Максим вздохнул, как убедить человека? Мастер никаким боком к батальону не относится. Гражданский специалист, пошлет в сердцах, куда подальше, и будет прав.
Словно помогая комбату, в небе ударила шальная пулеметная очередь .
— Воздух! — проорал наблюдатель.
Ненашев буквально вбил бригадира в «сквозняк» дота. Как-то не геройски, телом. Не он один. На рефлексах в окопы и траншеи попрыгали все, но бойцы пулеметного батальона быстрее.

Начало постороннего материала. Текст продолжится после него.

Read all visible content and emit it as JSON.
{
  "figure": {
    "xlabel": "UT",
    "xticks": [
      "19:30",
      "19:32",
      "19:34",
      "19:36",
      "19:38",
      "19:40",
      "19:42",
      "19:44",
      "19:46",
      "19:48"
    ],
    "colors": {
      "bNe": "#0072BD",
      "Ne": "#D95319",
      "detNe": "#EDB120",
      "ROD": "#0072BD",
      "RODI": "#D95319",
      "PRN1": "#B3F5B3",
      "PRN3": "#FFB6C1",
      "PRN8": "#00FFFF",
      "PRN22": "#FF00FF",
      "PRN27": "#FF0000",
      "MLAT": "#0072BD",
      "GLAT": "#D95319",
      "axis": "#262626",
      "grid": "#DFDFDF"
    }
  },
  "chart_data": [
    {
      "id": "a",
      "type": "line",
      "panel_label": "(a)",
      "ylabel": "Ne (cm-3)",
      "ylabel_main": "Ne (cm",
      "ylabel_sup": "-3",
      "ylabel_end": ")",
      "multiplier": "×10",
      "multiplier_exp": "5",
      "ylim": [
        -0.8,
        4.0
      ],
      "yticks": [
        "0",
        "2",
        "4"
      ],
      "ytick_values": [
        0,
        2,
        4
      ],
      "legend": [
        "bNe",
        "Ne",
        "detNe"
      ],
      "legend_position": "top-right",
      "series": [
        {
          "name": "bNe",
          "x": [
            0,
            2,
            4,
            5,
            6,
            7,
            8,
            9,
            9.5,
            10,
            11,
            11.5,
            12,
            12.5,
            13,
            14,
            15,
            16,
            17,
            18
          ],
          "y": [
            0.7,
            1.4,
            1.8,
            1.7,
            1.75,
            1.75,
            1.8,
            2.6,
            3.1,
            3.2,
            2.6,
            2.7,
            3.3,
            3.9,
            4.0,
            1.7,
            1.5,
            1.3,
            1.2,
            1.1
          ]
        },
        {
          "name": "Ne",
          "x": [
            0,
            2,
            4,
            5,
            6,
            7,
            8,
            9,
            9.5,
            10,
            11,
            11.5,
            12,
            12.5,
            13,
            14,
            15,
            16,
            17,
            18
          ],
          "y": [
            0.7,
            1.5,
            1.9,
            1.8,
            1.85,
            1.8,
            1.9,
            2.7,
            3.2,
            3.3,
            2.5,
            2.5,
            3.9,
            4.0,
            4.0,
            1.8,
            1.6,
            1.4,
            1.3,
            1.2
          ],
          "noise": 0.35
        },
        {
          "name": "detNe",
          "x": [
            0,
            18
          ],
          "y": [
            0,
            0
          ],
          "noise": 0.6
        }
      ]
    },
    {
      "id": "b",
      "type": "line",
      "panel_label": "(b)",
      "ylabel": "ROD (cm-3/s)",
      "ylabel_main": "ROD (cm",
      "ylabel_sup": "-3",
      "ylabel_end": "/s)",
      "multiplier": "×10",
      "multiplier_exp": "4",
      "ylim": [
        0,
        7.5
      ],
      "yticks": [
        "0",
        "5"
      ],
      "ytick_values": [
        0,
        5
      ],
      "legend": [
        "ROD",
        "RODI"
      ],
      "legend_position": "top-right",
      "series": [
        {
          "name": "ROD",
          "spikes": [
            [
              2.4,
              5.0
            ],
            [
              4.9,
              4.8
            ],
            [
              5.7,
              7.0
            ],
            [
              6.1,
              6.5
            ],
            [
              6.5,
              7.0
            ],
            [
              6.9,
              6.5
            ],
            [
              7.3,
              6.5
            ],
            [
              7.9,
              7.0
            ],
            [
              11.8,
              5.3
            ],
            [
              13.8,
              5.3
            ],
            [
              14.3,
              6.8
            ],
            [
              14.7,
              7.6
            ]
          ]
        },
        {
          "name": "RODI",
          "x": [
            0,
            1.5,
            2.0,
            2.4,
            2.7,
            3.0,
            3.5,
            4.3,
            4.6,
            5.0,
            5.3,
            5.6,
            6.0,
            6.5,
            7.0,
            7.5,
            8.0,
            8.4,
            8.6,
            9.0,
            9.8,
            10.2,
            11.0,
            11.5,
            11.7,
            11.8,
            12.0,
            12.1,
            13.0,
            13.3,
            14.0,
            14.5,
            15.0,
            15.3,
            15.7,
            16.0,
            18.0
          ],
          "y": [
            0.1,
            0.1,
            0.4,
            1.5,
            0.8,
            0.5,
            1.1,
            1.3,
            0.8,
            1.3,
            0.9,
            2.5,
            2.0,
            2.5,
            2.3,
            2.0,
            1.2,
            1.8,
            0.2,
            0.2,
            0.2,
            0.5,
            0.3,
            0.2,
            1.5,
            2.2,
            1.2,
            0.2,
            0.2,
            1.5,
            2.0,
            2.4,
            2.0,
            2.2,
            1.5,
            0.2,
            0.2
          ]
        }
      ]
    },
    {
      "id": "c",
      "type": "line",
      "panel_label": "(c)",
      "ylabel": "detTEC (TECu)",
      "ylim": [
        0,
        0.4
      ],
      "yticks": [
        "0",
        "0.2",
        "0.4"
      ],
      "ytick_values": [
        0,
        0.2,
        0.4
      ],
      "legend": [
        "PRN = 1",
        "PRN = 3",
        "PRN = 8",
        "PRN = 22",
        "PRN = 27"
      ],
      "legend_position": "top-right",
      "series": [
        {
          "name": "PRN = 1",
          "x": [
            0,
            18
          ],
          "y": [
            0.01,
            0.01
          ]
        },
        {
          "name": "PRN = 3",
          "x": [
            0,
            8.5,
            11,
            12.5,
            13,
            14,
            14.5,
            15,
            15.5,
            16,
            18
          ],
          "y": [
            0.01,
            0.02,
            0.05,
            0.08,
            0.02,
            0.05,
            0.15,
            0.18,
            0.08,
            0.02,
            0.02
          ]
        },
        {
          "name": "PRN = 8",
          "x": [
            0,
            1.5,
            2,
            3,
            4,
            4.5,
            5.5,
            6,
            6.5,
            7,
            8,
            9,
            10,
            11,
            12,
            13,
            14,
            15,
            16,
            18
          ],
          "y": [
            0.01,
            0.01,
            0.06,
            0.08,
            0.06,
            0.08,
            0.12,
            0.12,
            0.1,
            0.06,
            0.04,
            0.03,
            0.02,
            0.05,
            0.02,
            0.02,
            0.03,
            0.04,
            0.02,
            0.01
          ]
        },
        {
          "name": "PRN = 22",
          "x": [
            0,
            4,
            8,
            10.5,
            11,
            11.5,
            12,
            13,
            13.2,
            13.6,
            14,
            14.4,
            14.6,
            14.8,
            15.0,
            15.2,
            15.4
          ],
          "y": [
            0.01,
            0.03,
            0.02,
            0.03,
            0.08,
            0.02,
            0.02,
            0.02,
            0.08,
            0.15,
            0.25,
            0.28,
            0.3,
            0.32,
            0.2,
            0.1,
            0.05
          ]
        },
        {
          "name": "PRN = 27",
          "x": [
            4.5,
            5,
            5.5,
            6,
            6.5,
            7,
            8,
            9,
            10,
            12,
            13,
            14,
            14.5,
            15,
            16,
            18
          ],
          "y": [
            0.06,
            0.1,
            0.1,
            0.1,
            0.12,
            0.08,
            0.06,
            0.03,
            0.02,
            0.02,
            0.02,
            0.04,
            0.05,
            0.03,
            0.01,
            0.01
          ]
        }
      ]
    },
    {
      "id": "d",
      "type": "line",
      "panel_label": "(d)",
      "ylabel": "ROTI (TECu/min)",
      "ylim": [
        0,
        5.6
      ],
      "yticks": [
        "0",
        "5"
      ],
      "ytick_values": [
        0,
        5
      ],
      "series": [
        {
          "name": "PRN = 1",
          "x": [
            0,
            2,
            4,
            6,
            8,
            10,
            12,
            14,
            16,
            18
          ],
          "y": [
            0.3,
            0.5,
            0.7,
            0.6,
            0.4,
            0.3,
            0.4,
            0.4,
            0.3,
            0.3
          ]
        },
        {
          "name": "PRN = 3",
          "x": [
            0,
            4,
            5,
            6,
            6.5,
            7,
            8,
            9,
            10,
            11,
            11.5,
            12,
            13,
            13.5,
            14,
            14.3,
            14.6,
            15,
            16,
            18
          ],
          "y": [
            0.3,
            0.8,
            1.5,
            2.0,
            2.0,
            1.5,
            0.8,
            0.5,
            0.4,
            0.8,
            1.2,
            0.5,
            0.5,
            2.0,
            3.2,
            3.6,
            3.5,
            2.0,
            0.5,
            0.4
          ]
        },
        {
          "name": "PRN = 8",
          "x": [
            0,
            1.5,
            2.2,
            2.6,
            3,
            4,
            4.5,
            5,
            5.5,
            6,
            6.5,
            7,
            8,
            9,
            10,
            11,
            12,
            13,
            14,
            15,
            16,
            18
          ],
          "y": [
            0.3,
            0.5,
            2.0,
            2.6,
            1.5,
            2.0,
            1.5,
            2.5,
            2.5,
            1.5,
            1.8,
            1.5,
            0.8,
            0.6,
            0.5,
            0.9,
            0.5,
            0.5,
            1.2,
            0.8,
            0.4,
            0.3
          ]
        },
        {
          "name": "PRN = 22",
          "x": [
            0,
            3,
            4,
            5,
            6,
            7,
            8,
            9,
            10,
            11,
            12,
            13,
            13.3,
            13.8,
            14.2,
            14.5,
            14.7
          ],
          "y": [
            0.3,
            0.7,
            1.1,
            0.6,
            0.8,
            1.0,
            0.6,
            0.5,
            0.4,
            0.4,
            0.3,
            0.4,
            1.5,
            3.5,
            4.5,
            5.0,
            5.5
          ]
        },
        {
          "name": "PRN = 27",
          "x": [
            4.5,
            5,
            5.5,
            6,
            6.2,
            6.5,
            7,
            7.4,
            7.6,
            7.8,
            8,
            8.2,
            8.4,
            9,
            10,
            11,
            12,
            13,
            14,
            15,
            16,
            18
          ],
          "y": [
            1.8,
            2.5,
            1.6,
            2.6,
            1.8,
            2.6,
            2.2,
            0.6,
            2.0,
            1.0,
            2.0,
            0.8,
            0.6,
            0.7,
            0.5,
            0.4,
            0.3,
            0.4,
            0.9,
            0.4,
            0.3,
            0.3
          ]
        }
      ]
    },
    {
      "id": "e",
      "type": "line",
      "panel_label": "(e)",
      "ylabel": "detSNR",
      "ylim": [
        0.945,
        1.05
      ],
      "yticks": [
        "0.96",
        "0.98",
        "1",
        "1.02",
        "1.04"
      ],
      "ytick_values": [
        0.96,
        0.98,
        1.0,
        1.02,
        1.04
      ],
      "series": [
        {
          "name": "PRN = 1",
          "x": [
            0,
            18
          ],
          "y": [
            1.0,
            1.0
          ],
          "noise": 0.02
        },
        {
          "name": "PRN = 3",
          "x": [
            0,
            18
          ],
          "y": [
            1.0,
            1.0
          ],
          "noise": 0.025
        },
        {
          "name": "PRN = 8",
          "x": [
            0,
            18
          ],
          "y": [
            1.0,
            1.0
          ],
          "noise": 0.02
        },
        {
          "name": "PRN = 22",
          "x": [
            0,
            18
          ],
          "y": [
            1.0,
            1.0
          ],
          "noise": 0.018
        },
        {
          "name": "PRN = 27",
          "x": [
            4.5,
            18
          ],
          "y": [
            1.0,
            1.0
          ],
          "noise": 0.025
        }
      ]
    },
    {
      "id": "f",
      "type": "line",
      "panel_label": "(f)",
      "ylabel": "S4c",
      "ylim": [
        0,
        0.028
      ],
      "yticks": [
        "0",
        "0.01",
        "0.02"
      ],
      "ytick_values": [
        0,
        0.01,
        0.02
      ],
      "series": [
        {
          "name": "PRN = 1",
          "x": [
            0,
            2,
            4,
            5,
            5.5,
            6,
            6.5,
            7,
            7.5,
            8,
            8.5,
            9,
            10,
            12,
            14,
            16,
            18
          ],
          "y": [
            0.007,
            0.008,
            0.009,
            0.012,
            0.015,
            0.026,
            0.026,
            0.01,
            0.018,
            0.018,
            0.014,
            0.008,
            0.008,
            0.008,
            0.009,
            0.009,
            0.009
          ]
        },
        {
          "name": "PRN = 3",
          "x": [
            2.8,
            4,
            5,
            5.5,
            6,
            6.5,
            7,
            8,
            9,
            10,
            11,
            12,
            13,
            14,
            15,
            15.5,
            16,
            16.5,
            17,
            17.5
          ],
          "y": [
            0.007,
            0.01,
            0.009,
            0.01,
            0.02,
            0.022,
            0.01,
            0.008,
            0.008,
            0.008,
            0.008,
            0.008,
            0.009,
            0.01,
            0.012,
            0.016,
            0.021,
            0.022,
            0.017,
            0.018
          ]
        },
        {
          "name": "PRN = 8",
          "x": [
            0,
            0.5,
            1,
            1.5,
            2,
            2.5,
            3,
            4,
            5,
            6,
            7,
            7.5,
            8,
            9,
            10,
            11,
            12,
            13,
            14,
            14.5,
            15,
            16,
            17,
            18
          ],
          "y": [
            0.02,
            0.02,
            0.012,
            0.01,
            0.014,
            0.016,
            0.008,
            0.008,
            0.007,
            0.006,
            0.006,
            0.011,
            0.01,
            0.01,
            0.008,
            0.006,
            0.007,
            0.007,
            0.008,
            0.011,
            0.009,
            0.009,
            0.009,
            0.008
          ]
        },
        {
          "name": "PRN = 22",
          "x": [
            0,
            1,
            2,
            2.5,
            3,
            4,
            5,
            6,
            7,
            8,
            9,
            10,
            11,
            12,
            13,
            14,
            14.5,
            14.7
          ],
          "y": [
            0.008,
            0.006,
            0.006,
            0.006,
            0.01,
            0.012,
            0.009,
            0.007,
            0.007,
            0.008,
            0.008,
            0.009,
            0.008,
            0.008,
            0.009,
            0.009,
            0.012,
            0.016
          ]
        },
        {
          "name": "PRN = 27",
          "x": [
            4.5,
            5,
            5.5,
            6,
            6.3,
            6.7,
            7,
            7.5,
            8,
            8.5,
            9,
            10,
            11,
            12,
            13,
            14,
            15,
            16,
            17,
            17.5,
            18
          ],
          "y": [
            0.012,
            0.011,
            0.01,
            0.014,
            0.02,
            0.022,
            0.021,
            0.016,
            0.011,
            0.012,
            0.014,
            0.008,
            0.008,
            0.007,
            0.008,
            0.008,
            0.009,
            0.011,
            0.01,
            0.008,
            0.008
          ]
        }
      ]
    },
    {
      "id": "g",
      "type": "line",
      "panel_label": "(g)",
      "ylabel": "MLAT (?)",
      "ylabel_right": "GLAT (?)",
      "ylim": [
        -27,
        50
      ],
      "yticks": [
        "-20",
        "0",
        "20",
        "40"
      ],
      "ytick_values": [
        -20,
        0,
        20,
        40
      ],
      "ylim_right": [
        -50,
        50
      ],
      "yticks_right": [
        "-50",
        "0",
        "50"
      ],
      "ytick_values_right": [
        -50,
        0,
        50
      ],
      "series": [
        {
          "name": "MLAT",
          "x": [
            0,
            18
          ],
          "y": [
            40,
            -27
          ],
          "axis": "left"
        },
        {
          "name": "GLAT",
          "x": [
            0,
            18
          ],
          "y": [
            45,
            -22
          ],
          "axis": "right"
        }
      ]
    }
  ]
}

На немецкую сторону со снижением уходил небольшой самолет с неубирающимися шасси, а преследовавшие его истребители разворачивались обратно.
«Хеншель-126», машинально определил Панов.
Ох, увидит Ненашев одного интеллигентного типа в круглых очках, сразу попросит сменить вывеску. Дабы не путали после близорукие люди аббревиатуры НКВД и НКИД.
Десятого июня сорокового года по линии Комиссариата иностранных дел СССР подписал с Германией конвенцию по решению пограничных конфликтов.
Пограничники строго соблюдали международный договор с пока еще дружественным соседом. Но товарищ Берия почему-то стал «трусом и предателем», запретив стрелять по немецким самолетам.
По любому инциденту стороны обязаны заявлять друг другу протест и разбираться вместе. Воздушных нарушителей предлагалось сажать, мало ли, заблудился, или подвела техника. Тогда пилота и самолет возвращали обратно. И большинство претензий немцы признавали, подчеркнуто уважительно относясь к соседям .
Существовал и другой, легальный путь. Видимо из-за неуемной жадности Геринга, штурманам бомбардировщиков приходилось постоянно подхалтуривать пилотами пассажирских рейсов «Люфтганзы».
Сегодня у кого-то не выдержали нервы. Или слишком близко к разведчику подобрались самолеты большевиков или очень наглым был фашист, проскочивший на «бреющем» над позициями Ненашева.
— Да чтоб у тебя керосин, сука, кончился! — погрозил вслед кулаком бригадир, вызывая изумленный взгляд Максима.
— Знаешь, отец, руководство — руководством. Твое право. Но мне здесь через два дня немца встречать. Каждый ствол нужен. Прибудет начальство — вали все на меня. Мол, оружием угрожал, лицом по земле возил. Топтал, наконец, — Максим поймал ответную усмешку, — Как закончите, сразу готовьтесь к эвакуации. Чтоб по первому свистку чемоданы схватили и на восток. Сухпайком дня на три вашу команду обеспечу. А еще, запрос все же пошли, но на бумажке.